Allons donc plutôt faire un tour du côté des sons synthétiques (en modifiant assez significativement la plupart des présets), en commençant par les basses.
On arrive à obtenir des sons assez compacts, mais il faut rentrer pas mal dans les présets. Et l’on constate aussi que les volumes sont par trop erratiques, avec les surprises inhérentes sur le système d’écoute du studio…
Passons aux leads.
Là encore, beaucoup de différences dans les volumes. Et des programmations qui posent parfois question : comment utiliser un lead dont le temps d’attaque est très long ? Ah oui, faire des compos à 10 BPM…
Continuons par les ambiances et autres claviers.
S’il y a quelques très belles réussites, il y a aussi des choses incompréhensibles, au niveau des volumes, attaques ou des tessitures. Et des sons pèsent parfois bien trop lourd (au-dessus de 2 Go de samples) pour les résultats sonores, que l’on peut souvent obtenir avec trois Elements en synthèse (pour avoir au moins trois oscillos) et un bon paramétrage des filtres…

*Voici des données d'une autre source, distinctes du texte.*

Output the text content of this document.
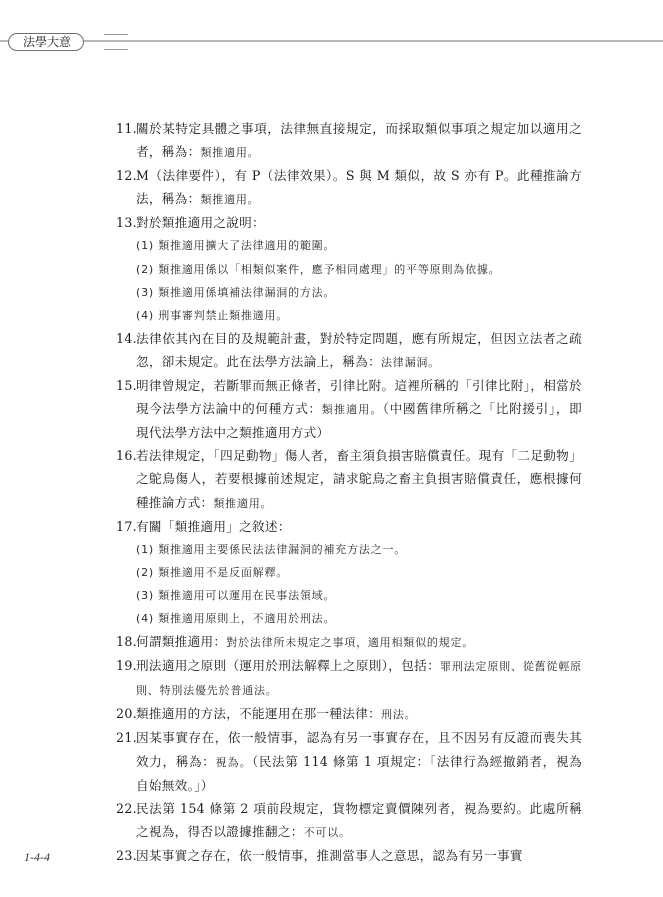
法學大意
11. 關於某特定具體之事項，法律無直接規定，而採取類似事項之規定加以適用之者，稱為：類推適用。
12. M（法律要件），有 P（法律效果）。S 與 M 類似，故 S 亦有 P。此種推論方法，稱為：類推適用。
13. 對於類推適用之說明：
(1) 類推適用擴大了法律適用的範圍。
(2) 類推適用係以「相類似案件，應予相同處理」的平等原則為依據。
(3) 類推適用係填補法律漏洞的方法。
(4) 刑事審判禁止類推適用。
14. 法律依其內在目的及規範計畫，對於特定問題，應有所規定，但因立法者之疏忽，卻未規定。此在法學方法論上，稱為：法律漏洞。
15. 明律曾規定，若斷罪而無正條者，引律比附。這裡所稱的「引律比附」，相當於現今法學方法論中的何種方式：類推適用。（中國舊律所稱之「比附援引」，即現代法學方法中之類推適用方式）
16. 若法律規定，「四足動物」傷人者，畜主須負損害賠償責任。現有「二足動物」之鴕鳥傷人，若要根據前述規定，請求鴕鳥之畜主負損害賠償責任，應根據何種推論方式：類推適用。
17. 有關「類推適用」之敘述：
(1) 類推適用主要係民法法律漏洞的補充方法之一。
(2) 類推適用不是反面解釋。
(3) 類推適用可以運用在民事法領域。
(4) 類推適用原則上，不適用於刑法。
18. 何謂類推適用：對於法律所未規定之事項，適用相類似的規定。
19. 刑法適用之原則（運用於刑法解釋上之原則），包括：罪刑法定原則、從舊從輕原則、特別法優先於普通法。
20. 類推適用的方法，不能運用在那一種法律：刑法。
21. 因某事實存在，依一般情事，認為有另一事實存在，且不因另有反證而喪失其效力，稱為：視為。（民法第 114 條第 1 項規定：「法律行為經撤銷者，視為自始無效。」）
22. 民法第 154 條第 2 項前段規定，貨物標定賣價陳列者，視為要約。此處所稱之視為，得否以證據推翻之：不可以。
23. 因某事實之存在，依一般情事，推測當事人之意思，認為有另一事實
1-4-4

Et quelques séquences pour finir.
Bilan
Je l’avoue, je suis assez partagé, d’où la note. En commençant le test dès la mise à disposition du logiciel pour test (juin 2015), puis après le récent update (voir l’encadré Machine de Test), la profusion de réglages et les possibilités de synthèse offertes semblaient d’une puissance à égaler n’importe lequel des synthés récents, qu’ils soient de conception modulaire, multitimbraux/layers ou de facture plus classique (x oscillos, x filtres au sein d’une seule architecture monotimbrale). Pourtant, et même s’il ne démérite pas vraiment, Rapture Pro ($199 tarif conseillé) peine à produire de gros sons tels qu’on peut en obtenir de synthés beaucoup moins sophistiqués (mais conçus comme tels, concentrant toute leur puissance dans l’approche « analogique » du son), ou usant de synthèse similaire (on pense à Serum, bien sûr).
On laissera de côté l’approche pseudo-réaliste (les instruments « réels »), et on restera sur ce qui devrait faire de Rapture Pro le monstre de synthèse qu’il parait être. D’abord, les présets sont loin de rendre justice à la puissance du synthé. On est parfois étonné par le nombre de moyens mis en œuvre pour le résultat obtenu. Pourtant, dès que l’on commence à rentrer dans la profondeur du logiciel, en se demandant si l’on peut faire ça ou ça, la plupart du temps la réponse est positive. Mais le son n’est pas toujours aussi « énorme » qu’on l’imaginerait. Il est vrai que l’on devient très difficile, tant la lutherie virtuelle fait des progrès, non seulement dans l’imitation (ce qui serait vain…), mais aussi dans une conception sonore originale. On pourra en revanche toujours créer des sons très évolutifs grâce aux excellents Step et Env Generator, ainsi qu’à la matrice de modulation. Et là, Rapture Pro est un candidat de choix pour ce type de sound design.